Vardzian painting strikes one with its entirety and completeness. This is to a great extent due to the great talent of the leading painter Giorgi, whose name has survived in the conch. However, one can very well distinguish the characteristic features of the manner of painting of each artist who participated in the creation of the painting. It can be observed that there were five artists and their assistants. The distinct manner of their painting allows to trace the whole system of their work: the apse was painted by the main master, the author of the whole ensemble, the rest of the church was divided into tiers each done by a separate artist.
Without giving a detailed characteristic of each artist, it should be stressed, however, that Vardzia presents an admirable combination of what seems to be opposite techniques and interpretations. Along with high decorativeness and refinement both in colour and design in which the theme is conveyed chiefly by an outline all the figures are delineated with rich, strong, long brush strokes, which makes them look graceful and somewhat affected ("The Ascension of the Cross"), we also meet a different modeling of figures, they are executed slight in and translucent highlights; their faces bear a stamp of peculiar expressiveness and depth of feeling ("The Dormition of the Virgin"). Yet, the most decisive factors in determining the place and the role of Vardzian painting are, firstly, the well-preserved faces of the prelates and the Virgin in the conch, marked by rich saturation of brushwork and inner expressiveness of the images. Secondly, the most perfect figures of the painting are Giorgi III and Tamar. Though here, as always when depicting concrete faces, the artist departs from the conventional technique of "highlighting" and "overshading", thus the specifically Georgian linear manner of painting and local colouring become more prominent; we see an amazingly unique and incredibly delicate modeling of the forms. Therefore we can conclude that the Vardzian painting belongs to the most perfect pieces of art.

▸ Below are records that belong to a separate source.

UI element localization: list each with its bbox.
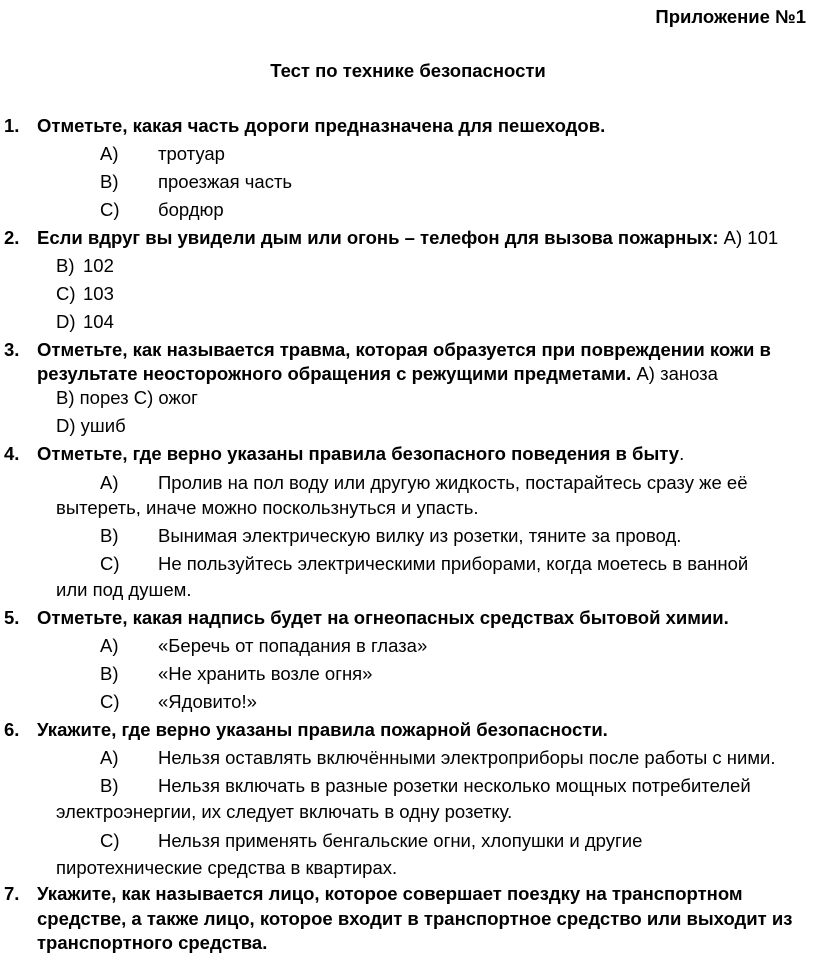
option-letter: C) bbox=[100, 199, 120, 220]
question-text: Отметьте, какая часть дороги предназначена для пешеходов. bbox=[37, 115, 606, 136]
question-number: 6. bbox=[4, 719, 20, 740]
option-text-continued: электроэнергии, их следует включать в одну розетку. bbox=[56, 801, 513, 822]
option-text: проезжая часть bbox=[158, 171, 293, 192]
option-letter: B) bbox=[56, 255, 75, 276]
option-text: «Ядовито!» bbox=[158, 691, 257, 712]
option-line: D) ушиб bbox=[56, 415, 126, 436]
question-text-bold: результате неосторожного обращения с режущими предметами. bbox=[37, 363, 632, 384]
question-text-line: Отметьте, как называется травма, которая образуется при повреждении кожи в bbox=[37, 339, 771, 360]
option-text-continued: пиротехнические средства в квартирах. bbox=[56, 857, 398, 878]
option-text: Вынимая электрическую вилку из розетки, тяните за провод. bbox=[158, 525, 682, 546]
option-text: Нельзя оставлять включёнными электроприборы после работы с ними. bbox=[158, 747, 776, 768]
option-letter: B) bbox=[100, 663, 119, 684]
option-inline: A) заноза bbox=[636, 363, 718, 384]
appendix-label: Приложение №1 bbox=[655, 6, 806, 27]
option-letter: C) bbox=[56, 283, 76, 304]
option-text: тротуар bbox=[158, 143, 225, 164]
question-number: 3. bbox=[4, 339, 20, 360]
question-text-line bbox=[37, 361, 797, 387]
question-number: 1. bbox=[4, 115, 20, 136]
question-period: . bbox=[679, 443, 685, 464]
option-inline: A) 101 bbox=[723, 227, 779, 248]
question-number: 5. bbox=[4, 607, 20, 628]
question-number: 7. bbox=[4, 883, 20, 904]
option-letter: B) bbox=[100, 525, 119, 546]
option-letter: B) bbox=[100, 171, 119, 192]
option-text-continued: или под душем. bbox=[56, 579, 192, 600]
option-letter: C) bbox=[100, 553, 120, 574]
option-letter: D) bbox=[56, 311, 76, 332]
option-letter: A) bbox=[100, 747, 119, 768]
option-letter: A) bbox=[100, 472, 119, 493]
option-letter: C) bbox=[100, 830, 120, 851]
question-text: Укажите, где верно указаны правила пожарной безопасности. bbox=[37, 719, 608, 740]
option-letter: A) bbox=[100, 143, 119, 164]
option-text: «Не хранить возле огня» bbox=[158, 663, 373, 684]
option-letter: C) bbox=[100, 691, 120, 712]
option-text: 103 bbox=[83, 283, 114, 304]
option-text: Нельзя включать в разные розетки несколько мощных потребителей bbox=[158, 775, 751, 796]
option-line: B) порез C) ожог bbox=[56, 387, 198, 408]
option-text: бордюр bbox=[158, 199, 224, 220]
question-number: 4. bbox=[4, 443, 20, 464]
page-title: Тест по технике безопасности bbox=[270, 60, 546, 81]
question-text-line: транспортного средства. bbox=[37, 932, 268, 953]
option-text: Нельзя применять бенгальские огни, хлопушки и другие bbox=[158, 830, 643, 851]
option-text: «Беречь от попадания в глаза» bbox=[158, 635, 428, 656]
question-number: 2. bbox=[4, 227, 20, 248]
question-text bbox=[37, 225, 797, 251]
question-text bbox=[37, 441, 797, 467]
question-text-line: Укажите, как называется лицо, которое совершает поездку на транспортном bbox=[37, 883, 743, 904]
question-text-line: средстве, а также лицо, которое входит в транспортное средство или выходит из bbox=[37, 908, 793, 929]
option-text: Пролив на пол воду или другую жидкость, постарайтесь сразу же её bbox=[158, 472, 748, 493]
option-letter: B) bbox=[100, 775, 119, 796]
option-letter: A) bbox=[100, 635, 119, 656]
question-text-bold: Если вдруг вы увидели дым или огонь – телефон для вызова пожарных: bbox=[37, 227, 719, 248]
question-text: Отметьте, какая надпись будет на огнеопасных средствах бытовой химии. bbox=[37, 607, 729, 628]
option-text-continued: вытереть, иначе можно поскользнуться и упасть. bbox=[56, 497, 479, 518]
option-text: Не пользуйтесь электрическими приборами, когда моетесь в ванной bbox=[158, 553, 749, 574]
option-text: 102 bbox=[83, 255, 114, 276]
option-text: 104 bbox=[83, 311, 114, 332]
question-text-bold: Отметьте, где верно указаны правила безопасного поведения в быту bbox=[37, 443, 680, 464]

For about four centuries Vardzia lay in desolation. Systematic, well planned work for the cleaning and restoration of the ancient monastery began only in 1938, after the organization of the Vardzian Museum. The work has not yet been completed. A more detailed measurement of the caves, photo and film fixation of the paintings and; their copying are under way. And interest in this famous town-monastery, which has begun a new intense life, is growing daily.